The two sides disagree on the length of that transition period, but the military has agreed that civilians should run all ministries except the defense and the interior ministries.
The civilians want a longer transition period to give sufficient time for the country’s political culture, underdeveloped after years of autocracy, to mature so that the elections are a success. Egypt and Libya, arguably, were examples of countries where elections were held too quickly after a revolution, and ended up undermining democracy rather than strengthening it.
But the main sticking point is who would really be in charge — whether the military council would enjoy veto power, and therefore effective control, over a civilian prime minister.
The talks will also test the unity of the protesters. The military has excluded Islamist parties and Mr. al-Bashir’s political vehicle, the National Congress Party, from the talks. Rebel groups from Darfur and other outlying regions are also not represented.
The protesters need to come up with a unified position before the military outmaneuvers them, said Magdi el-Gizouli, a Sudan expert at the Rift Valley Institute, a research center.

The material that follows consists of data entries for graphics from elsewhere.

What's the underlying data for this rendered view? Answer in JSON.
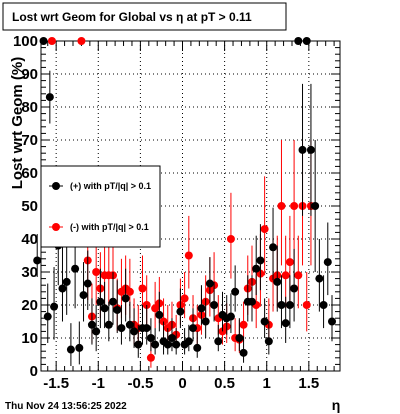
{
  "chart_data": {
    "type": "scatter",
    "title": "Lost wrt Geom for Global vs   η at pT > 0.11",
    "xlabel": "η",
    "ylabel": "Lost wrt Geom (%)",
    "xlim": [
      -1.68,
      1.87
    ],
    "ylim": [
      0,
      100
    ],
    "xticks": [
      -1.5,
      -1,
      -0.5,
      0,
      0.5,
      1,
      1.5
    ],
    "xtick_labels": [
      "-1.5",
      "-1",
      "-0.5",
      "0",
      "0.5",
      "1",
      "1.5"
    ],
    "yticks": [
      0,
      10,
      20,
      30,
      40,
      50,
      60,
      70,
      80,
      90,
      100
    ],
    "ytick_labels": [
      "0",
      "10",
      "20",
      "30",
      "40",
      "50",
      "60",
      "70",
      "80",
      "90",
      "100"
    ],
    "grid": true,
    "legend_position": "left",
    "timestamp": "Thu Nov 24 13:56:25 2022",
    "series": [
      {
        "name": "(+) with pT/|q| > 0.1",
        "color": "#000000",
        "x": [
          -1.725,
          -1.65,
          -1.6,
          -1.575,
          -1.525,
          -1.475,
          -1.425,
          -1.375,
          -1.325,
          -1.275,
          -1.225,
          -1.175,
          -1.125,
          -1.075,
          -1.025,
          -0.975,
          -0.925,
          -0.875,
          -0.825,
          -0.775,
          -0.725,
          -0.675,
          -0.625,
          -0.575,
          -0.525,
          -0.475,
          -0.425,
          -0.375,
          -0.325,
          -0.275,
          -0.225,
          -0.175,
          -0.125,
          -0.075,
          -0.025,
          0.025,
          0.075,
          0.125,
          0.175,
          0.225,
          0.275,
          0.325,
          0.375,
          0.425,
          0.475,
          0.525,
          0.575,
          0.625,
          0.675,
          0.725,
          0.775,
          0.825,
          0.875,
          0.925,
          0.975,
          1.025,
          1.075,
          1.125,
          1.175,
          1.225,
          1.275,
          1.325,
          1.375,
          1.425,
          1.475,
          1.525,
          1.575,
          1.625,
          1.675,
          1.725,
          1.775
        ],
        "y": [
          33.5,
          100,
          16.5,
          83,
          19.5,
          38,
          25,
          27,
          6.5,
          31,
          7,
          23,
          26.5,
          14,
          12,
          21,
          19,
          14,
          21,
          18.5,
          13,
          22,
          14,
          12,
          8,
          13,
          13,
          10,
          8,
          17,
          9,
          8,
          10,
          8,
          18,
          8,
          9,
          13,
          7,
          19,
          15,
          26.5,
          20,
          9,
          17,
          16,
          16.5,
          24,
          10,
          5.5,
          21,
          21,
          31,
          33.5,
          15,
          9,
          37.5,
          27,
          20,
          14.5,
          20,
          25,
          100,
          67,
          100,
          67,
          50,
          28,
          20,
          33,
          15
        ],
        "err_lo": [
          5,
          0,
          8,
          8,
          10,
          12,
          10,
          10,
          5,
          12,
          5,
          8,
          8,
          6,
          6,
          8,
          6,
          5,
          7,
          7,
          5,
          7,
          5,
          5,
          4,
          5,
          5,
          4,
          3,
          5,
          4,
          3,
          4,
          3,
          5,
          3,
          3,
          4,
          3,
          5,
          5,
          6,
          5,
          3,
          5,
          5,
          5,
          6,
          4,
          3,
          6,
          6,
          8,
          9,
          5,
          4,
          10,
          9,
          7,
          6,
          7,
          10,
          0,
          20,
          0,
          20,
          20,
          10,
          7,
          10,
          6
        ],
        "err_hi": [
          8,
          0,
          10,
          8,
          12,
          14,
          14,
          12,
          8,
          14,
          8,
          10,
          10,
          8,
          8,
          10,
          8,
          7,
          9,
          9,
          7,
          9,
          7,
          7,
          6,
          7,
          7,
          6,
          5,
          7,
          6,
          5,
          6,
          5,
          7,
          5,
          5,
          6,
          5,
          7,
          7,
          8,
          7,
          5,
          7,
          7,
          7,
          8,
          6,
          5,
          8,
          8,
          10,
          11,
          7,
          6,
          12,
          11,
          9,
          8,
          9,
          12,
          0,
          20,
          0,
          20,
          20,
          12,
          9,
          12,
          8
        ]
      },
      {
        "name": "(-) with pT/|q| > 0.1",
        "color": "#ff0000",
        "x": [
          -1.55,
          -1.2,
          -1.125,
          -1.075,
          -1.025,
          -0.975,
          -0.925,
          -0.875,
          -0.825,
          -0.775,
          -0.725,
          -0.675,
          -0.625,
          -0.575,
          -0.525,
          -0.475,
          -0.425,
          -0.375,
          -0.325,
          -0.275,
          -0.225,
          -0.175,
          -0.125,
          -0.075,
          -0.025,
          0.025,
          0.075,
          0.125,
          0.175,
          0.225,
          0.275,
          0.325,
          0.375,
          0.425,
          0.475,
          0.525,
          0.575,
          0.625,
          0.675,
          0.725,
          0.775,
          0.825,
          0.875,
          0.925,
          0.975,
          1.025,
          1.075,
          1.125,
          1.175,
          1.225,
          1.275,
          1.325,
          1.375,
          1.425,
          1.475,
          1.525
        ],
        "y": [
          100,
          100,
          33.5,
          16.5,
          30,
          25,
          29,
          29,
          29,
          19,
          24,
          25,
          24,
          14,
          13,
          25,
          20,
          4,
          19,
          20.5,
          15,
          13,
          14,
          11,
          20,
          22,
          35,
          16,
          13,
          17,
          21,
          24.5,
          26,
          16,
          12,
          13.5,
          40,
          10,
          9.5,
          14,
          25,
          27,
          20,
          29.5,
          43,
          14,
          28,
          29,
          50,
          29,
          33,
          50,
          29,
          50,
          20,
          50
        ],
        "err_lo": [
          0,
          0,
          12,
          8,
          10,
          9,
          9,
          9,
          9,
          7,
          8,
          8,
          8,
          6,
          5,
          8,
          7,
          3,
          6,
          6,
          5,
          5,
          5,
          4,
          6,
          6,
          10,
          5,
          5,
          6,
          6,
          8,
          8,
          5,
          4,
          5,
          12,
          4,
          4,
          5,
          8,
          9,
          7,
          10,
          14,
          6,
          10,
          10,
          18,
          10,
          12,
          18,
          10,
          18,
          8,
          18
        ],
        "err_hi": [
          0,
          0,
          14,
          10,
          12,
          11,
          11,
          11,
          11,
          9,
          10,
          10,
          10,
          8,
          7,
          10,
          9,
          5,
          8,
          8,
          7,
          7,
          7,
          6,
          8,
          8,
          12,
          7,
          7,
          8,
          8,
          10,
          10,
          7,
          6,
          7,
          14,
          6,
          6,
          7,
          10,
          11,
          9,
          12,
          16,
          8,
          12,
          12,
          20,
          12,
          14,
          20,
          12,
          20,
          10,
          20
        ]
      }
    ]
  }
}
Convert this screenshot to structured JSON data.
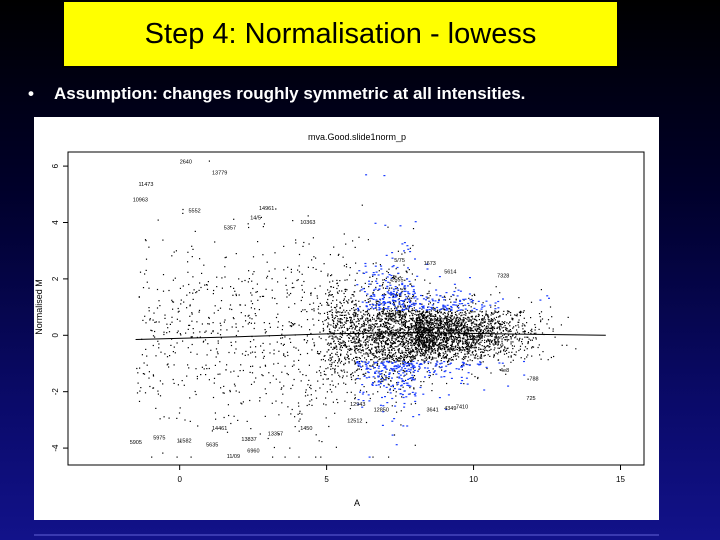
{
  "slide": {
    "title": "Step 4: Normalisation - lowess",
    "bullet": "Assumption: changes roughly symmetric at all intensities."
  },
  "colors": {
    "title_bg": "#ffff00",
    "highlight_points": "#1a3cff",
    "points": "#000000"
  },
  "chart_data": {
    "type": "scatter",
    "title": "mva.Good.slide1norm_p",
    "xlabel": "A",
    "ylabel": "Normalised M",
    "xlim": [
      -3.8,
      15.8
    ],
    "ylim": [
      -4.6,
      6.5
    ],
    "xticks": [
      0,
      5,
      10,
      15
    ],
    "yticks": [
      -4,
      -2,
      0,
      2,
      4,
      6
    ],
    "xtick_labels": [
      "0",
      "5",
      "10",
      "15"
    ],
    "ytick_labels": [
      "-4",
      "-2",
      "0",
      "2",
      "4",
      "6"
    ],
    "grid": false,
    "lowess_line": {
      "x": [
        -1.5,
        2,
        5,
        8,
        11,
        14.5
      ],
      "y": [
        -0.15,
        -0.05,
        0.05,
        0.1,
        0.05,
        0.0
      ]
    },
    "labeled_points": [
      {
        "label": "2640",
        "x": 0.0,
        "y": 6.1
      },
      {
        "label": "13779",
        "x": 1.1,
        "y": 5.7
      },
      {
        "label": "11473",
        "x": -1.4,
        "y": 5.3
      },
      {
        "label": "10963",
        "x": -1.6,
        "y": 4.75
      },
      {
        "label": "5552",
        "x": 0.3,
        "y": 4.35
      },
      {
        "label": "14961",
        "x": 2.7,
        "y": 4.45
      },
      {
        "label": "14/5",
        "x": 2.4,
        "y": 4.1
      },
      {
        "label": "10363",
        "x": 4.1,
        "y": 3.95
      },
      {
        "label": "5357",
        "x": 1.5,
        "y": 3.75
      },
      {
        "label": "5/75",
        "x": 7.3,
        "y": 2.6
      },
      {
        "label": "1673",
        "x": 8.3,
        "y": 2.5
      },
      {
        "label": "5614",
        "x": 9.0,
        "y": 2.2
      },
      {
        "label": "7328",
        "x": 10.8,
        "y": 2.05
      },
      {
        "label": "2555",
        "x": 7.2,
        "y": 1.9
      },
      {
        "label": "4e8",
        "x": 10.9,
        "y": -1.3
      },
      {
        "label": "788",
        "x": 11.9,
        "y": -1.6
      },
      {
        "label": "725",
        "x": 11.8,
        "y": -2.3
      },
      {
        "label": "3641",
        "x": 8.4,
        "y": -2.7
      },
      {
        "label": "4349",
        "x": 9.0,
        "y": -2.65
      },
      {
        "label": "7410",
        "x": 9.4,
        "y": -2.6
      },
      {
        "label": "12850",
        "x": 6.6,
        "y": -2.7
      },
      {
        "label": "12943",
        "x": 5.8,
        "y": -2.5
      },
      {
        "label": "12512",
        "x": 5.7,
        "y": -3.1
      },
      {
        "label": "1450",
        "x": 4.1,
        "y": -3.35
      },
      {
        "label": "13357",
        "x": 3.0,
        "y": -3.55
      },
      {
        "label": "13837",
        "x": 2.1,
        "y": -3.75
      },
      {
        "label": "14461",
        "x": 1.1,
        "y": -3.35
      },
      {
        "label": "5905",
        "x": -1.7,
        "y": -3.85
      },
      {
        "label": "5975",
        "x": -0.9,
        "y": -3.7
      },
      {
        "label": "11582",
        "x": -0.1,
        "y": -3.8
      },
      {
        "label": "5635",
        "x": 0.9,
        "y": -3.95
      },
      {
        "label": "6960",
        "x": 2.3,
        "y": -4.15
      },
      {
        "label": "11/09",
        "x": 1.6,
        "y": -4.35
      }
    ],
    "point_cloud": {
      "n_points": 5200,
      "note_x_range": [
        -1.5,
        15
      ],
      "dense_center": [
        9.5,
        0.2
      ]
    }
  }
}
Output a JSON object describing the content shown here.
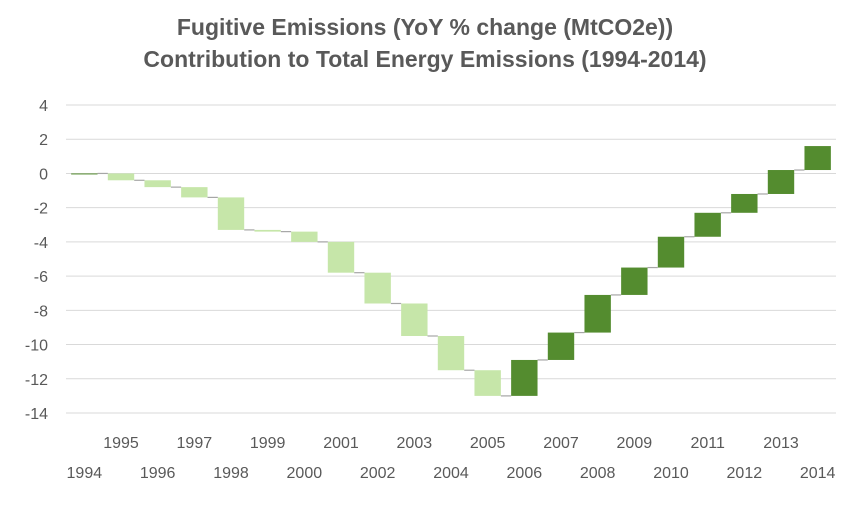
{
  "chart_data": {
    "type": "waterfall",
    "title": "Fugitive Emissions (YoY % change (MtCO2e))",
    "subtitle": "Contribution to Total Energy Emissions (1994-2014)",
    "categories": [
      "1994",
      "1995",
      "1996",
      "1997",
      "1998",
      "1999",
      "2000",
      "2001",
      "2002",
      "2003",
      "2004",
      "2005",
      "2006",
      "2007",
      "2008",
      "2009",
      "2010",
      "2011",
      "2012",
      "2013",
      "2014"
    ],
    "series": [
      {
        "values": [
          0,
          -0.4,
          -0.4,
          -0.6,
          -1.9,
          -0.1,
          -0.6,
          -1.8,
          -1.8,
          -1.9,
          -2.0,
          -1.5,
          2.1,
          1.6,
          2.2,
          1.6,
          1.8,
          1.4,
          1.1,
          1.4,
          1.4
        ]
      }
    ],
    "colors": {
      "decrease": "#c6e6a9",
      "increase": "#548c2f",
      "connector": "#a6a6a6",
      "grid": "#d9d9d9"
    },
    "ylim": [
      -14,
      4
    ],
    "yticks": [
      4,
      2,
      0,
      -2,
      -4,
      -6,
      -8,
      -10,
      -12,
      -14
    ],
    "grid": true,
    "legend": "none"
  }
}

“There is now an explosion of political activity in Khartoum,” said Mr. el-Gizouli. “But the window may not be open for long. The protesters need to figure out what they want to gain from it, before it closes on them.”
The Sudanese people are well aware of how past mass protest movements have been derailed, such as in Egypt in 2011, said Abdel Mitaal Girshab of the Regional Center for Training and Development of Civil Society in Sudan.
This time, the protesters are determined to achieve a different outcome.
“We saw what happened,” he said, “and we think we will be able to avoid repeating it again.”